In theory, kids growing up and leaving home is an exciting prospect as you picture full futures ahead of them. In reality, for many parents, an empty nest can bring sadness, loss of meaning and purpose or anxiety about their children’s welfare.
According to the Australian Institute of Family Studies, young adults are living with their parents for longer than ever before, making it even more jarring for parents when children finally leave the family home. This is particularly true if you’ve lived together as adults for a long time, and have formed very established and familiar routines within the home.
While you might experience positive and proud feelings when children move on to start lives of their own, if you find yourself feeling rather spiritless or forlorn, you’re not alone. That’s why it has a name – the empty nest syndrome. And while it’s not a clinical disorder or diagnosis, it can still make you feel very down, with many saying they feel a deep sense of loneliness and loss of identity.
Dealing with these significant changes at home presents a good opportunity to start focusing more on yourself, your own hobbies, and your relationship.
Fortunately, these feelings are completely normal, and there are several ways to work through them.
Focus on your needs
As a parent, you’ve probably spent much of your life being a caregiver and putting your children’s needs before your own.
When a child leaves the ‘nest’, it’s the perfect opportunity to prioritise your own desires and interests, reclaim your time, and rediscover the things you enjoyed before having kids.
Prioritising yourself involves doing the things you love but didn’t always have time for. Think about the people you want to see more of, places you could go, books you’ve always wanted to read, restaurants you’re keen to try, and projects which have been pushed aside.
Make a list of everything you hope to achieve and give yourself permission to get excited about them.
Rekindle your relationship
As you likely experienced in the early stages of parenthood, romantic relationships can come up against some challenges during the transition into parenthood. But many people don’t realise it can also happen when your children fly the nest.
Once your children have moved out, it’s the ideal chance to reconnect and re-engage with your partner – emotionally, physically and intimately. Exploring why you fell in love with each other, while spending quality time together, is a wonderful way to revitalise your relationship and plan for your future. Especially now that almost any night can potentially be ‘date night’.
Rekindling your relationship doesn’t have to be elaborate or expensive. Small activities and gestures such as cooking together, going for walks, and showing affection are sometimes all that’s needed.
Take up new hobbies, learning and indulge in some self-care
According to Australian Seniors, 74.2% of empty nesters revelled in the extra time at their disposal for hobbies and leisure activities. Engaging in hobbies and life-long learning are great ways to enhance your health, reduce stress, and help you maintain a work-life balance.
If you’re keen to find new hobbies but don’t know where to start, have a think about what’s missing, what you’d like to do more of, and what new activities might meet your spiritual and physical needs.

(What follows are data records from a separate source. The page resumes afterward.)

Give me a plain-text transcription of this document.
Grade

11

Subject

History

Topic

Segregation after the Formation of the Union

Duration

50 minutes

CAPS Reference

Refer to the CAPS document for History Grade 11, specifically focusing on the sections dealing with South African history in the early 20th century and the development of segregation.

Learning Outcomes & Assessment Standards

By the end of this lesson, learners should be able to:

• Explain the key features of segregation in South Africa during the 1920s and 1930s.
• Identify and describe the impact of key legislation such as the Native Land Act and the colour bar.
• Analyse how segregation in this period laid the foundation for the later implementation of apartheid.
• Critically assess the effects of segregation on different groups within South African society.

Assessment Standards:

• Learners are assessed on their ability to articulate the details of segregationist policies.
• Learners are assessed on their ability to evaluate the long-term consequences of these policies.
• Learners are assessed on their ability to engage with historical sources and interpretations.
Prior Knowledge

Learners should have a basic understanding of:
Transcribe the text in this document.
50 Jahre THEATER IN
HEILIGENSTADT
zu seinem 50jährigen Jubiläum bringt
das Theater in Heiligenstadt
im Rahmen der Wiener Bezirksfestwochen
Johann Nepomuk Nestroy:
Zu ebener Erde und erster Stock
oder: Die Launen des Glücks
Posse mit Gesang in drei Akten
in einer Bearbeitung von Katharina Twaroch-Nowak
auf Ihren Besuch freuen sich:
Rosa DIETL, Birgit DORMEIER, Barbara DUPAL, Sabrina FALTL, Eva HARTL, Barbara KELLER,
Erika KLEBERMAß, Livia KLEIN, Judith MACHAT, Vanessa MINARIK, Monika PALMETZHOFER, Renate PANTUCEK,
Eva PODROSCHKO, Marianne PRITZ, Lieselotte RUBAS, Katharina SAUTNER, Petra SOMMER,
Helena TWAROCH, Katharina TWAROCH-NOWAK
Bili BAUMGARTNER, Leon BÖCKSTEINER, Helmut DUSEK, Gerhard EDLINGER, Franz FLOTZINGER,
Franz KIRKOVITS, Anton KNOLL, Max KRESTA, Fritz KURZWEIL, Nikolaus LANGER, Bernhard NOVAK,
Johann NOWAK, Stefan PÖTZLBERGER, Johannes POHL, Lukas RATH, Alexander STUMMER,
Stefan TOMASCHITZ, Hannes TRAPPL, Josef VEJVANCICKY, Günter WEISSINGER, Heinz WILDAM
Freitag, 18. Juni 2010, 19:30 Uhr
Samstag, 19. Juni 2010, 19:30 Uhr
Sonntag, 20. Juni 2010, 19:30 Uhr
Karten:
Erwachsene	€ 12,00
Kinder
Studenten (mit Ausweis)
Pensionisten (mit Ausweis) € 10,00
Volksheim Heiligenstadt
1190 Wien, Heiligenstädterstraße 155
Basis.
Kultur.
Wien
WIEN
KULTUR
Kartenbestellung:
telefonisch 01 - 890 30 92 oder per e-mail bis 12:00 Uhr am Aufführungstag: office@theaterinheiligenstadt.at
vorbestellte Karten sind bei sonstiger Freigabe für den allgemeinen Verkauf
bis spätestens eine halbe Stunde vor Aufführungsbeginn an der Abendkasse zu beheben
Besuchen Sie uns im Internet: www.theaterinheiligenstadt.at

Ask friends for their advice, check out what local community groups and colleges have to offer, and consider things you haven’t tried before, but have always been curious about – such as running clubs, volunteering programmes and yoga classes.
When it comes to your partner, remember to take up hobbies as individuals and together. Having separate and shared interests will mean you’ve got something to connect and talk about, especially if things are feeling a little quieter around the house as you find yourself talking about the kids less.
Spend time volunteering or seek out a new community
Getting involved in your community can be hugely beneficial for you, your family and those around you. In turn, volunteering can teach you new skills, boost your confidence, give you a sense of purpose – something sufferers of empty nest syndrome report they’re lacking.
The scope of volunteering is endless: you could get involved with your local sports club, community garden, political party, library or help those most vulnerable. Then there’s animal shelters, new migrant groups, service organisations such as Lions Clubs and Rotary clubs, places of worship, learning programmes and much more.
For those who love the outdoors, many local councils offer local Bushcare Volunteer programs, which is a great way to get fresh air, learn more about the environment and conservation, and meet other like-minded people.
Prioritise quality family time
Just because your kids have moved out doesn’t mean you can’t see or chat to them regularly. This is just the next stage in fostering loving and respectful family relationships.
Organising weekly or fortnightly meals and outings will help strengthen family ties, communication, and allow continued bonding. Although you may miss them between meetings, seeing your kids build their own life – while letting them know you’re still there for them – can be wonderful and exciting.
They’re out of your house, but certainly not out of your life.